FC

Drawing

Drawing people, their faces, their hands, their clothes, their hair, everything, is extremely complicated. If you're drawing on a regular sheet of paper, a millimeter off can look strange and you'll have a hard time figuring out why. So many things play off so many other things. For example, the eyes need to be in a relative position to the face, and so do the ears and nose and eyebrows. But it's the almost unseeable differences that make each face unique. Same with the body. The shoulders, the length of the arm, the size of the hand, all need to be a certain proportion to the head for things to look right. You can use guidelines but you rely more on your instincts to get things to not look off.

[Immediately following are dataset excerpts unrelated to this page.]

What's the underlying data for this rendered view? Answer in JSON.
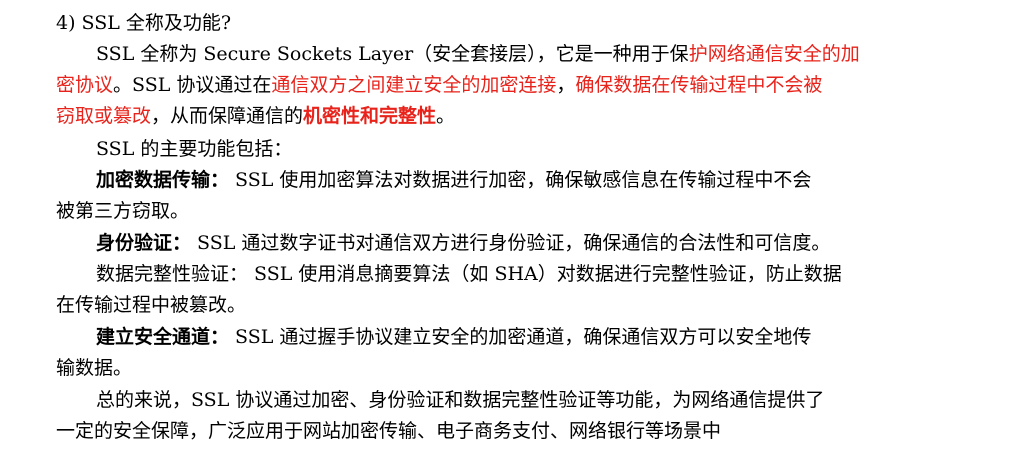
{
  "heading": "4)  SSL 全称及功能?",
  "intro": {
    "l1_a": "SSL 全称为 Secure Sockets Layer（安全套接层），它是一种用于保",
    "l1_red": "护网络通信安全的加",
    "l2_red_a": "密协议",
    "l2_b": "。SSL 协议通过在",
    "l2_red_b": "通信双方之间建立安全的加密连接",
    "l2_c": "，",
    "l2_red_c": "确保数据在传输过程中不会被",
    "l3_red_a": "窃取或篡改",
    "l3_b": "，从而保障通信的",
    "l3_red_bold": "机密性和完整性",
    "l3_c": "。"
  },
  "functions_intro": "SSL 的主要功能包括：",
  "functions": [
    {
      "title": "加密数据传输：",
      "line1": " SSL 使用加密算法对数据进行加密，确保敏感信息在传输过程中不会",
      "line2": "被第三方窃取。"
    },
    {
      "title": "身份验证：",
      "line1": " SSL 通过数字证书对通信双方进行身份验证，确保通信的合法性和可信度。"
    },
    {
      "title": "数据完整性验证：",
      "line1": " SSL 使用消息摘要算法（如 SHA）对数据进行完整性验证，防止数据",
      "line2": "在传输过程中被篡改。"
    },
    {
      "title": "建立安全通道：",
      "line1": " SSL 通过握手协议建立安全的加密通道，确保通信双方可以安全地传",
      "line2": "输数据。"
    }
  ],
  "summary": {
    "line1": "总的来说，SSL 协议通过加密、身份验证和数据完整性验证等功能，为网络通信提供了",
    "line2": "一定的安全保障，广泛应用于网站加密传输、电子商务支付、网络银行等场景中"
  },
  "colors": {
    "highlight": "#e8231b",
    "text": "#000000"
  }
}
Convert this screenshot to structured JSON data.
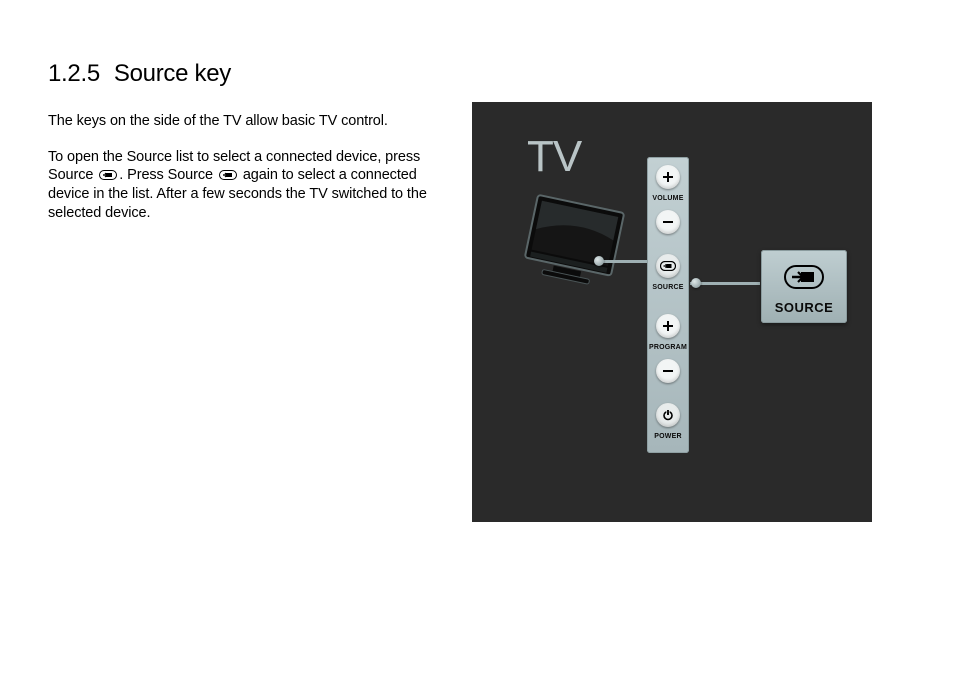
{
  "heading": {
    "number": "1.2.5",
    "title": "Source key"
  },
  "paragraphs": {
    "p1": "The keys on the side of the TV allow basic TV control.",
    "p2a": "To open the Source list to select a connected device, press Source ",
    "p2b": ". Press Source ",
    "p2c": " again to select a connected device in the list. After a few seconds the TV switched to the selected device."
  },
  "figure": {
    "tv_label": "TV",
    "strip": {
      "volume": "VOLUME",
      "source": "SOURCE",
      "program": "PROGRAM",
      "power": "POWER"
    },
    "callout": {
      "label": "SOURCE"
    }
  }
}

But you have to start somewhere. And I mean that in two different senses. The first is that you need to start somewhere on a blank canvas, and everything is a play off that foundation. Everybody goes about their own way, so some people sketch out rough shapes to get the proportions down, and some people just go right into the details and somehow manage to get out of it perfectly fine. But think about how important those first strokes are. The first lines dictate where the next hundreds, thousands of lines go next. It's not that you need to think super carefully about the first steps, but know that you need to pay attention to where you're coming from almost as much where you're going so you can make something coherent.

The second thing to get is that for a long time, it's just not going to be that good. You'll make something, and you'll admire it, and then you'll look at others that just blow yours out of the water and you'll get discouraged. That's the most important time to know that these are just your first few strokes. Each new drawing you make is going to be at least a little bit better than the last. It might be too small for you to see. The important thing is how long you manage to fight the discouraging notion that you might not make it there.

Think of each piece you make as a stroke. Each piece you make after that is a stroke that plays off the previous one. The more strokes you make, the smaller those first ones become, and the bigger the picture becomes, which means the more space you have to work your piece into something comprehensible, and finally, in the end, maybe after a thousand or tens of thousands of strokes, something beautiful.